There is one other enduring contribution which the now forgotten genre of saints’ lives may be said to establish. Their stories spilled over into drama, and by the early twelfth century saints’ plays were a recognised element of the “miracle plays” and had become a popular form of theatre. The appetite for biography, especially of the more sensational kind, was satisfied with plays upon St. Katherine, St. George, St. Thomas the martyr, St. Swithin, St. Andrew and many others. The drama was elicited by the confrontation between pagan and Christian, these spirited dialogues complemented by details of torture or martyrdom and by the manifestations of signs and wonders.
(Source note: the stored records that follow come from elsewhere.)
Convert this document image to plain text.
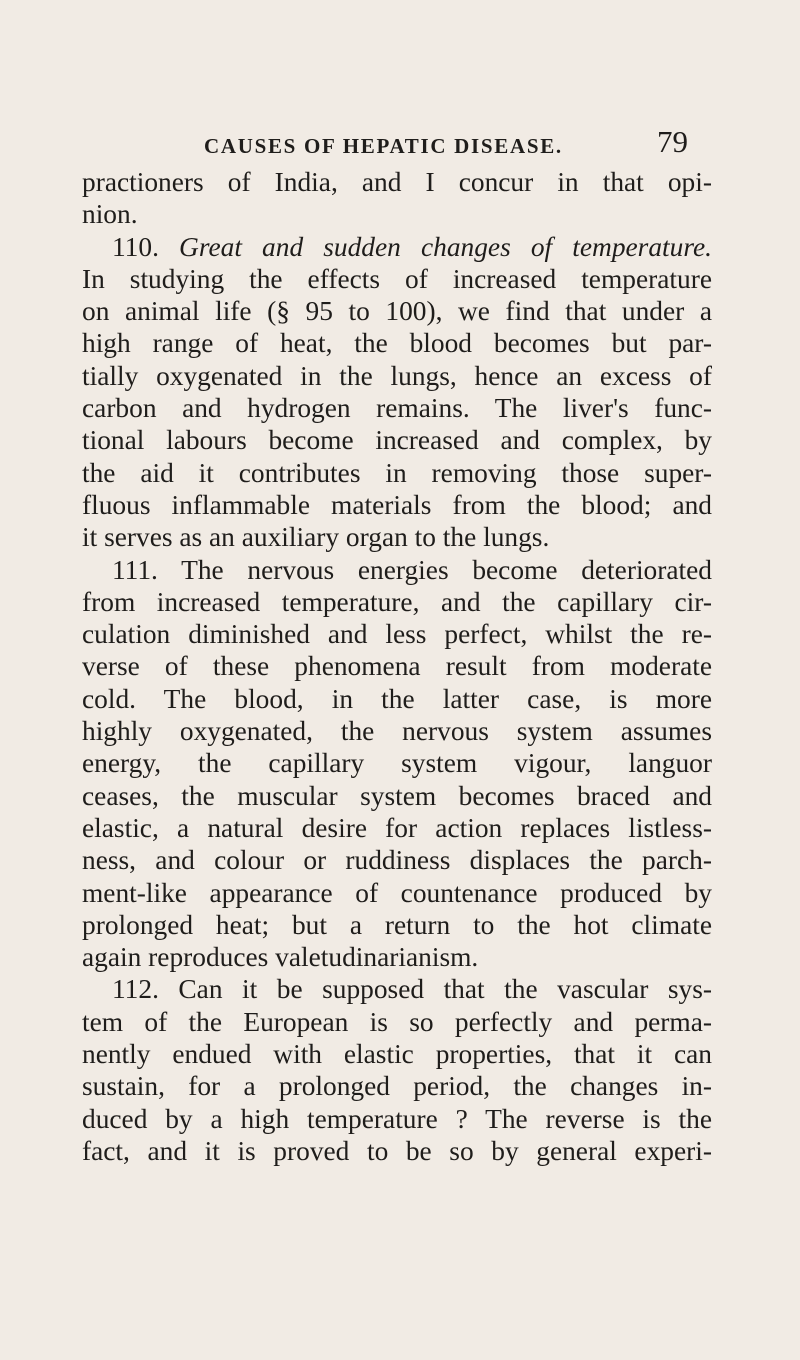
CAUSES OF HEPATIC DISEASE.	79
practioners of India, and I concur in that opi-
nion.
110. Great and sudden changes of temperature.
In studying the effects of increased temperature
on animal life (§ 95 to 100), we find that under a
high range of heat, the blood becomes but par-
tially oxygenated in the lungs, hence an excess of
carbon and hydrogen remains. The liver's func-
tional labours become increased and complex, by
the aid it contributes in removing those super-
fluous inflammable materials from the blood; and
it serves as an auxiliary organ to the lungs.
111. The nervous energies become deteriorated
from increased temperature, and the capillary cir-
culation diminished and less perfect, whilst the re-
verse of these phenomena result from moderate
cold. The blood, in the latter case, is more
highly oxygenated, the nervous system assumes
energy, the capillary system vigour, languor
ceases, the muscular system becomes braced and
elastic, a natural desire for action replaces listless-
ness, and colour or ruddiness displaces the parch-
ment-like appearance of countenance produced by
prolonged heat; but a return to the hot climate
again reproduces valetudinarianism.
112. Can it be supposed that the vascular sys-
tem of the European is so perfectly and perma-
nently endued with elastic properties, that it can
sustain, for a prolonged period, the changes in-
duced by a high temperature ? The reverse is the
fact, and it is proved to be so by general experi-
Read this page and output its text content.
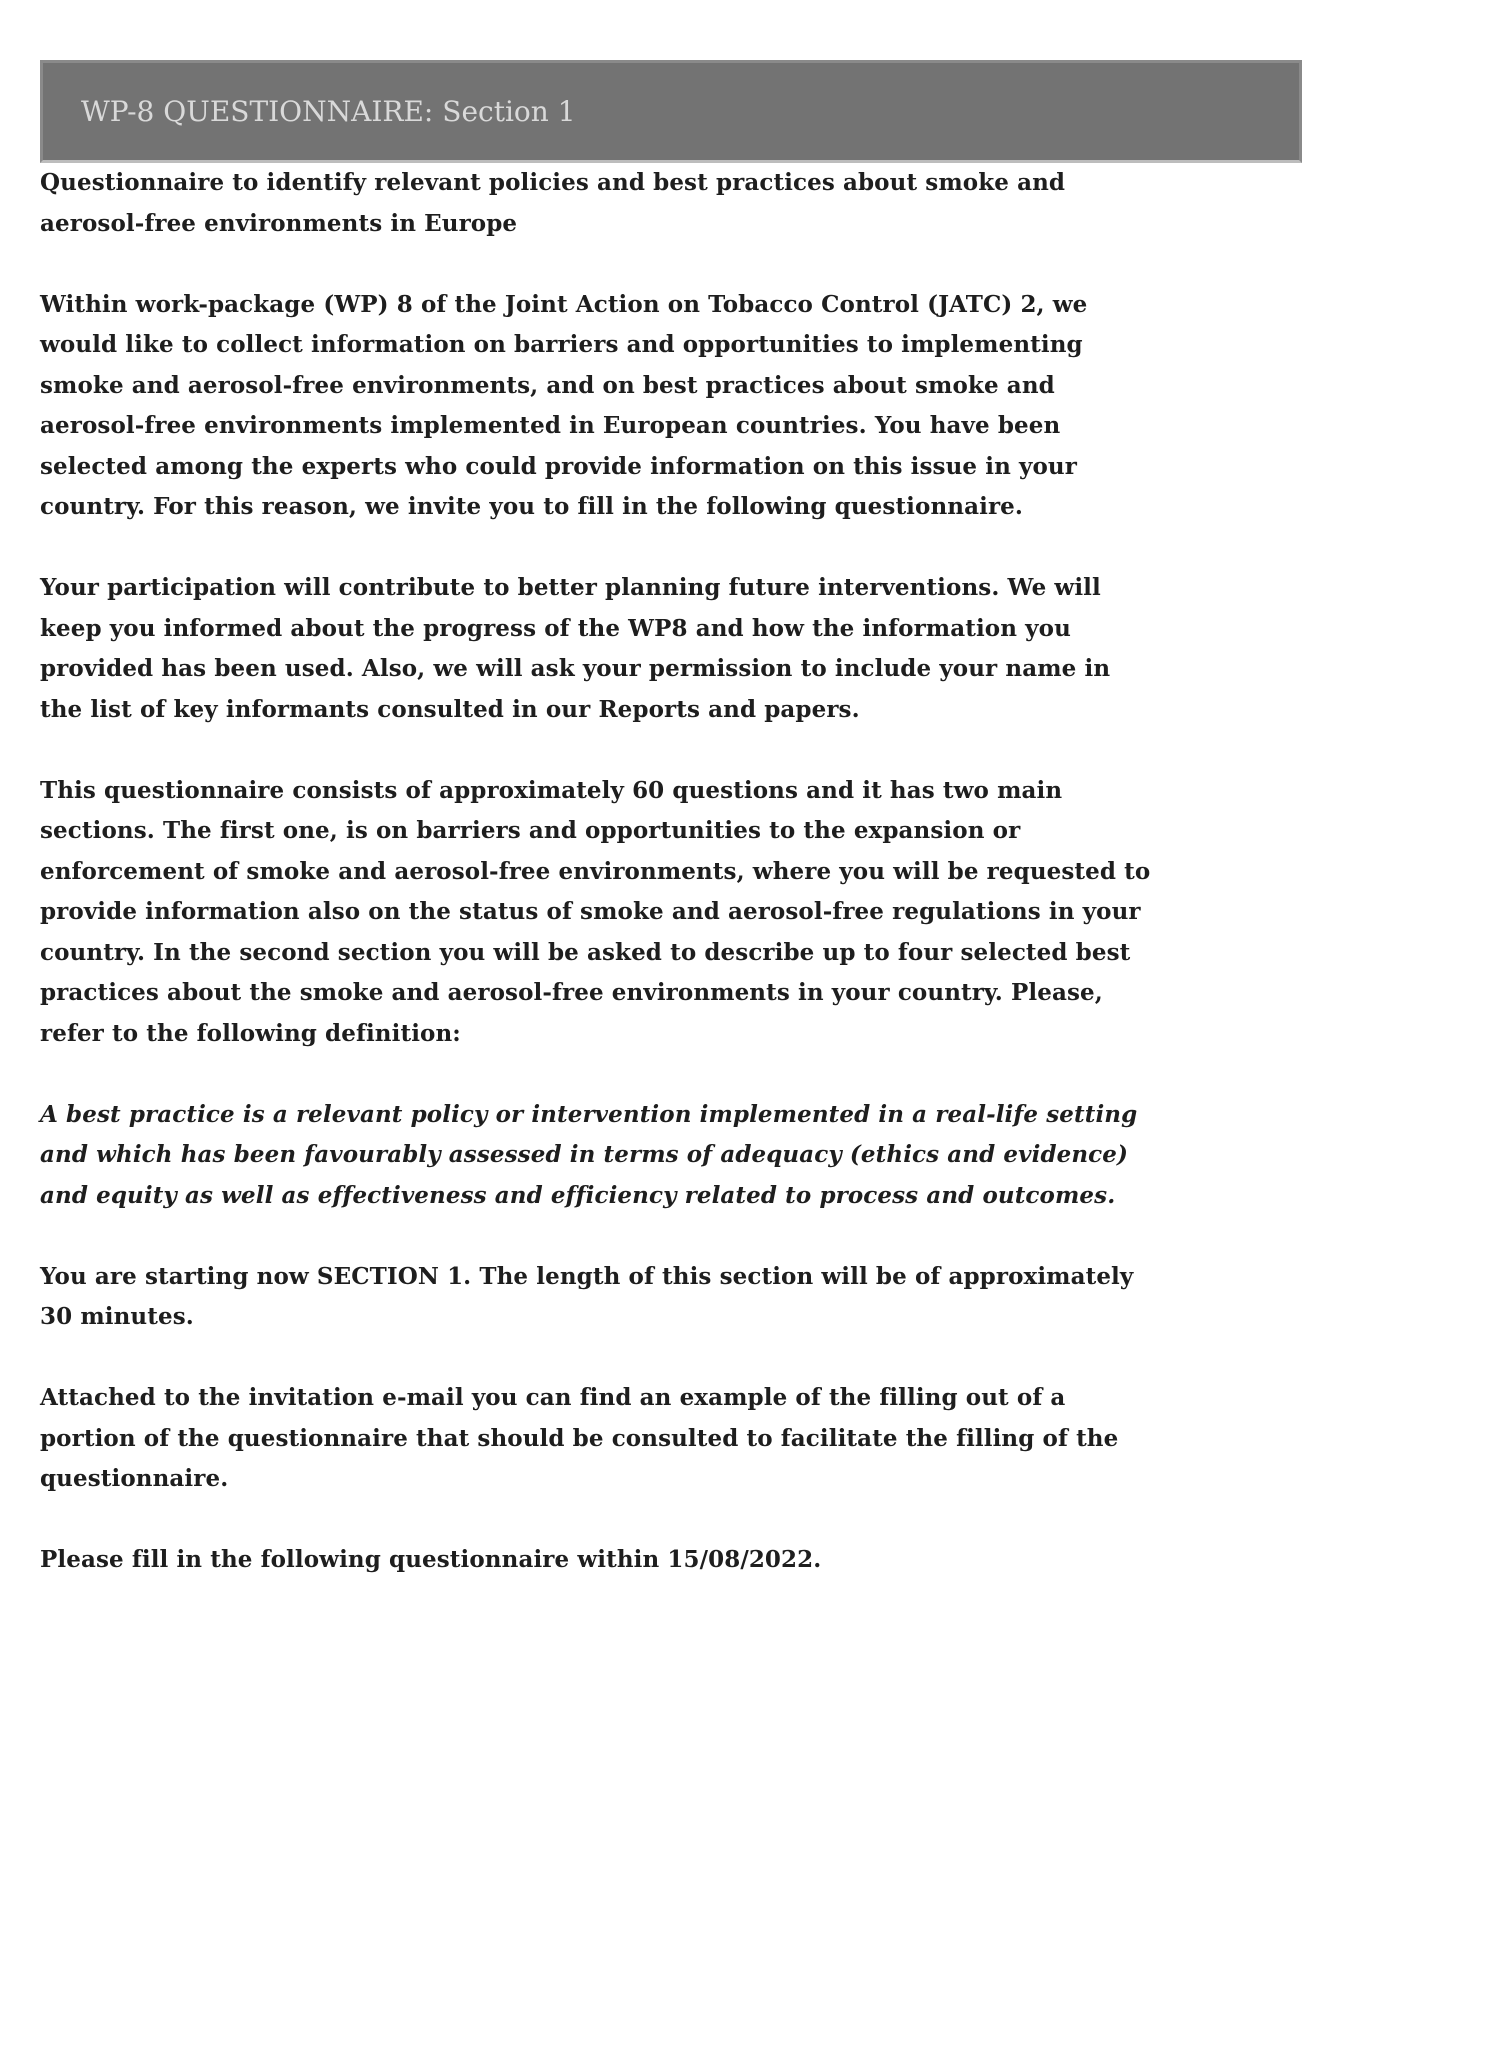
WP-8 QUESTIONNAIRE: Section 1

Questionnaire to identify relevant policies and best practices about smoke and
aerosol-free environments in Europe

Within work-package (WP) 8 of the Joint Action on Tobacco Control (JATC) 2, we
would like to collect information on barriers and opportunities to implementing
smoke and aerosol-free environments, and on best practices about smoke and
aerosol-free environments implemented in European countries. You have been
selected among the experts who could provide information on this issue in your
country. For this reason, we invite you to fill in the following questionnaire.

Your participation will contribute to better planning future interventions. We will
keep you informed about the progress of the WP8 and how the information you
provided has been used. Also, we will ask your permission to include your name in
the list of key informants consulted in our Reports and papers.

This questionnaire consists of approximately 60 questions and it has two main
sections. The first one, is on barriers and opportunities to the expansion or
enforcement of smoke and aerosol-free environments, where you will be requested to
provide information also on the status of smoke and aerosol-free regulations in your
country. In the second section you will be asked to describe up to four selected best
practices about the smoke and aerosol-free environments in your country. Please,
refer to the following definition:

A best practice is a relevant policy or intervention implemented in a real-life setting
and which has been favourably assessed in terms of adequacy (ethics and evidence)
and equity as well as effectiveness and efficiency related to process and outcomes.

You are starting now SECTION 1. The length of this section will be of approximately
30 minutes.

Attached to the invitation e-mail you can find an example of the filling out of a
portion of the questionnaire that should be consulted to facilitate the filling of the
questionnaire.

Please fill in the following questionnaire within 15/08/2022.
There was comedy as well as tragedy, with Jews or pagan rulers as stock comic characters, but more significantly it has been suggested that “the Elizabethan history plays . . . seem most likely to be descended” from these saints’ plays “in terms of character, structure and thematic development.”5 Just as the Tudor drama derived in part from Anglo-Saxon scholastic debate, so the sequence of Shakespeare’s history plays owes many of its themes and much of its symbolism to this genre of Anglo-Saxon prose. The noble origins of St. Guthlac, a man whose eminence sprang out of a wayward youth, bear some relation to Shakespeare’s Henry V; the saint’s musings upon the death of kings, and the transitory nature of all human power, provide the context for Richard II.

It has been suggested that the first English tragedy was not Gorboduc, as the text-books insist, but a play entitled Life of St. Thomas à Becket otherwise known as St. Thomas of London. It was performed as early as 1182, twelve years after Becket’s death, and was still being dramatised as late as 1539. The extant prose lives of the saint emphasise the historical context of his career and the specific circumstances of his death as ordered by Henry II; the theme is one of conscience, of spiritual determination, and murder for the sake of them both. It is difficult to believe that the dramatic versions differed very greatly in content or intent, so there is a distinct possibility that “we have a tradition of English tragedy existing over a period of 360 years and to within fifteen years of the first recorded tragedy in 1554 . . . a continuously developing form from the twelfth century all the way through the Renaissance.” 6

Nothing can come out of nothing; King Lear has its roots in mummers’ plays, which are themselves derived from Anglo-Saxon saints’ lives. T. S. Eliot’s Murder in the Cathedral, a verse drama on the death of Thomas Becket, is a manifest sign of continuities stretching back a thousand years. They may occur in specific, as well as general, contexts. One collection of lives, Sawles Warde, contains the words “the derne beoth ant deopre then ani sea dingle”; they are co-opted by W. H. Auden in his opening line, “Doom is dark and deeper than any sea-dingle.”